Le ministre a également voulu démonter l’idée selon laquelle les ZBE représenteraient une sorte d’« interdiction absolue » pour ceux qui ne disposent pas d’un label environnemental. Il a rappelé que la plupart des ordonnances municipales prévoient des exceptions dans des situations de la vie quotidienne, comme se rendre à un rendez-vous médical, accéder à un stationnement, effectuer des services essentiels ou encore entrer et sortir d’un garage. C’est pourquoi il a jugé trompeur de pousser le débat à l’extrême selon lequel « soit vous changez de voiture, soit vous ne pouvez pas vivre normalement », car cela ne reflète pas combien de ces domaines fonctionnent dans la pratique.

Puente a placé la mise en œuvre des ZBE dans le cadre juridique actuel.
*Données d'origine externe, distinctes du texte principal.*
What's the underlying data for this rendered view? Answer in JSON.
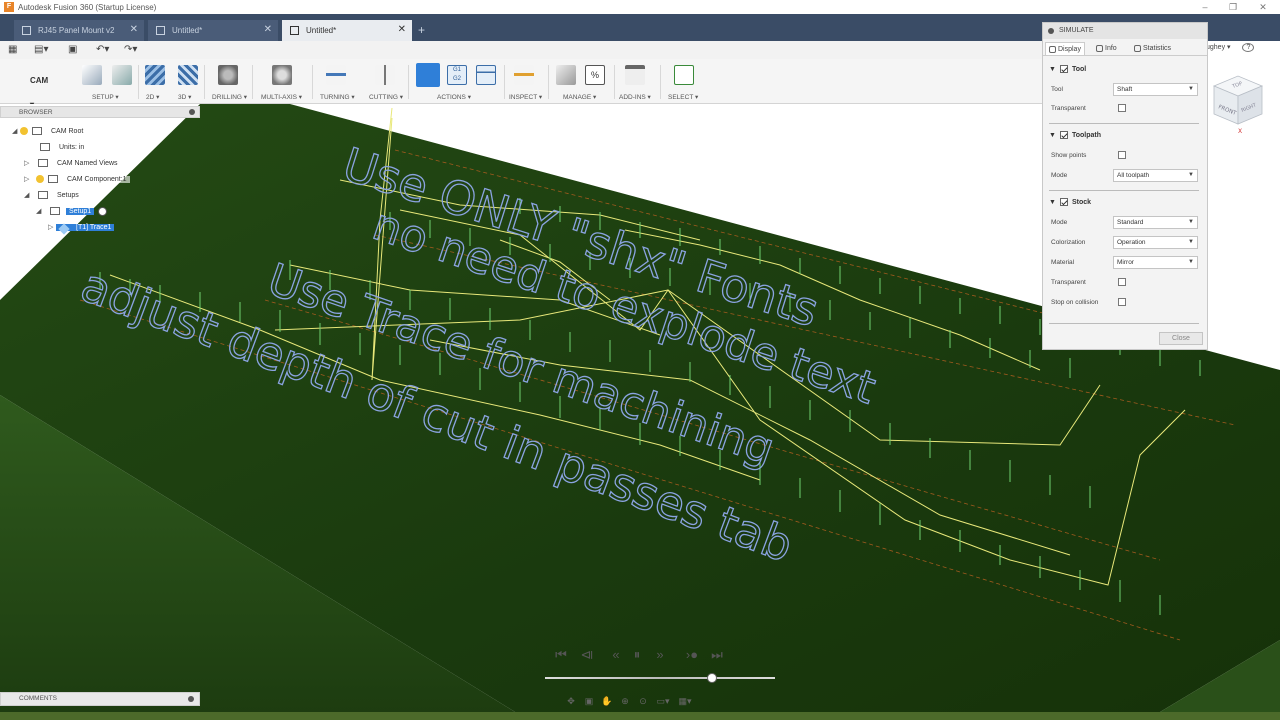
{
  "window": {
    "title": "Autodesk Fusion 360 (Startup License)",
    "app_icon_letter": "F",
    "controls": [
      "–",
      "❐",
      "✕"
    ]
  },
  "doc_tabs": [
    {
      "label": "RJ45 Panel Mount v2",
      "active": false
    },
    {
      "label": "Untitled*",
      "active": false
    },
    {
      "label": "Untitled*",
      "active": true
    }
  ],
  "user": {
    "name_partial": "ughey ▾",
    "help": "?"
  },
  "workspace": {
    "label": "CAM ▾"
  },
  "ribbon_groups": [
    {
      "label": "SETUP ▾"
    },
    {
      "label": "2D ▾"
    },
    {
      "label": "3D ▾"
    },
    {
      "label": "DRILLING ▾"
    },
    {
      "label": "MULTI-AXIS ▾"
    },
    {
      "label": "TURNING ▾"
    },
    {
      "label": "CUTTING ▾"
    },
    {
      "label": "ACTIONS ▾"
    },
    {
      "label": "INSPECT ▾"
    },
    {
      "label": "MANAGE ▾"
    },
    {
      "label": "ADD-INS ▾"
    },
    {
      "label": "SELECT ▾"
    }
  ],
  "actions_icon_text": "G1\nG2",
  "manage_icon_text": "%",
  "browser": {
    "title": "BROWSER",
    "items": [
      {
        "label": "CAM Root",
        "selected": false
      },
      {
        "label": "Units: in",
        "selected": false
      },
      {
        "label": "CAM Named Views",
        "selected": false
      },
      {
        "label": "CAM Component:1",
        "selected": false
      },
      {
        "label": "Setups",
        "selected": false
      },
      {
        "label": "Setup1",
        "selected": true
      },
      {
        "label": "[T1] Trace1",
        "selected": true
      }
    ]
  },
  "simulate": {
    "title": "SIMULATE",
    "tabs": [
      "Display",
      "Info",
      "Statistics"
    ],
    "sections": {
      "tool": {
        "title": "Tool",
        "checked": true
      },
      "toolpath": {
        "title": "Toolpath",
        "checked": true
      },
      "stock": {
        "title": "Stock",
        "checked": true
      }
    },
    "props": {
      "tool_label": "Tool",
      "tool_value": "Shaft",
      "transparent_label": "Transparent",
      "show_points_label": "Show points",
      "mode_label": "Mode",
      "toolpath_mode_value": "All toolpath",
      "stock_mode_value": "Standard",
      "colorization_label": "Colorization",
      "colorization_value": "Operation",
      "material_label": "Material",
      "material_value": "Mirror",
      "stock_transparent_label": "Transparent",
      "stop_on_collision_label": "Stop on collision"
    },
    "close_label": "Close"
  },
  "viewcube": {
    "face_front": "FRONT",
    "face_top": "TOP",
    "face_right": "RIGHT",
    "axis_x": "X"
  },
  "engraved_text": [
    "Use ONLY \"shx\" Fonts",
    "no need to explode text",
    "Use Trace for machining",
    "adjust depth of cut in passes tab"
  ],
  "comments": {
    "title": "COMMENTS"
  },
  "colors": {
    "tabbar": "#3a4c66",
    "stock_top": "#1e3d12",
    "stock_side": "#2b4d1a",
    "toolpath": "#e8e87a",
    "plunge": "#6fd06f",
    "text": "#8aa3e0",
    "selection": "#2f7fd8"
  }
}
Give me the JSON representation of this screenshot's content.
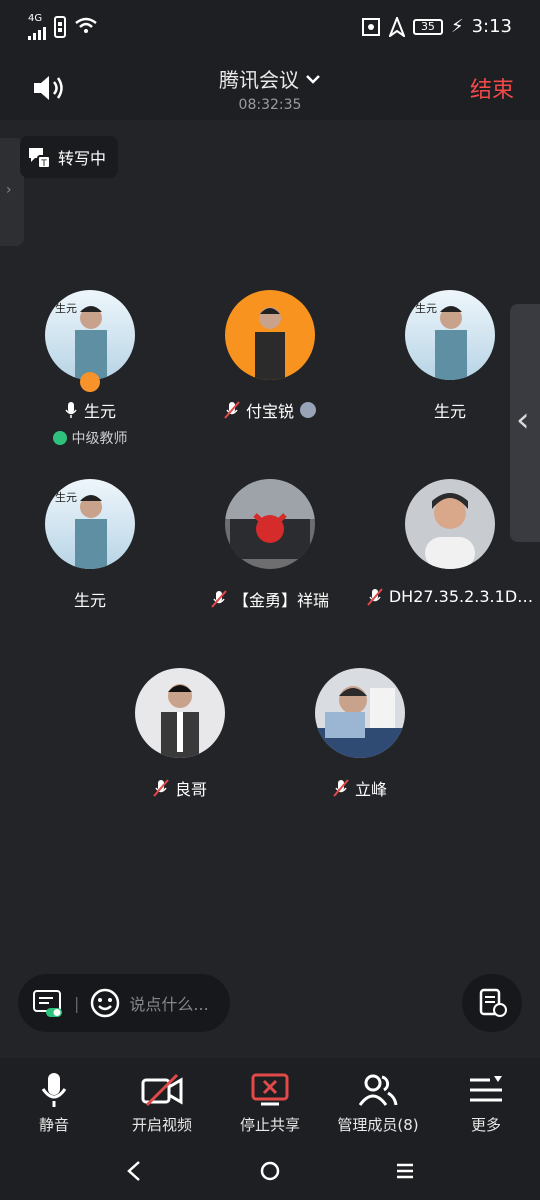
{
  "status_bar": {
    "network": "4G",
    "battery": "35",
    "time": "3:13"
  },
  "header": {
    "title": "腾讯会议",
    "timer": "08:32:35",
    "end_label": "结束"
  },
  "transcribe": {
    "label": "转写中"
  },
  "participants": [
    {
      "name": "生元",
      "sub": "中级教师",
      "avatar_color": "#cfe3f0",
      "mic": "on",
      "host": true
    },
    {
      "name": "付宝锐",
      "avatar_color": "#f7931e",
      "mic": "muted",
      "clock": true
    },
    {
      "name": "生元",
      "avatar_color": "#cfe3f0"
    },
    {
      "name": "生元",
      "avatar_color": "#cfe3f0"
    },
    {
      "name": "【金勇】祥瑞",
      "avatar_color": "#6e6e70",
      "mic": "muted"
    },
    {
      "name": "DH27.35.2.3.1D…",
      "avatar_color": "#c8ccd0",
      "mic": "muted"
    },
    {
      "name": "良哥",
      "avatar_color": "#e8e8ea",
      "mic": "muted"
    },
    {
      "name": "立峰",
      "avatar_color": "#d9dde2",
      "mic": "muted"
    }
  ],
  "input": {
    "placeholder": "说点什么..."
  },
  "toolbar": [
    {
      "label": "静音",
      "icon": "mic-icon"
    },
    {
      "label": "开启视频",
      "icon": "video-off-icon"
    },
    {
      "label": "停止共享",
      "icon": "stop-share-icon"
    },
    {
      "label": "管理成员(8)",
      "icon": "members-icon"
    },
    {
      "label": "更多",
      "icon": "more-icon"
    }
  ]
}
La loi sur le changement climatique, approuvée en 2021, oblige les communes de plus de 50 000 habitants et les chefs-lieux de province à délimiter des zones avec des restrictions pour les véhicules les plus polluants. Ces zones font partie de l’engagement de l’Espagne envers les objectifs européens de qualité de l’air et de réduction des émissions, et ont été liées aux plans de mobilité urbaine et à différents programmes de financement pour les conseils municipaux.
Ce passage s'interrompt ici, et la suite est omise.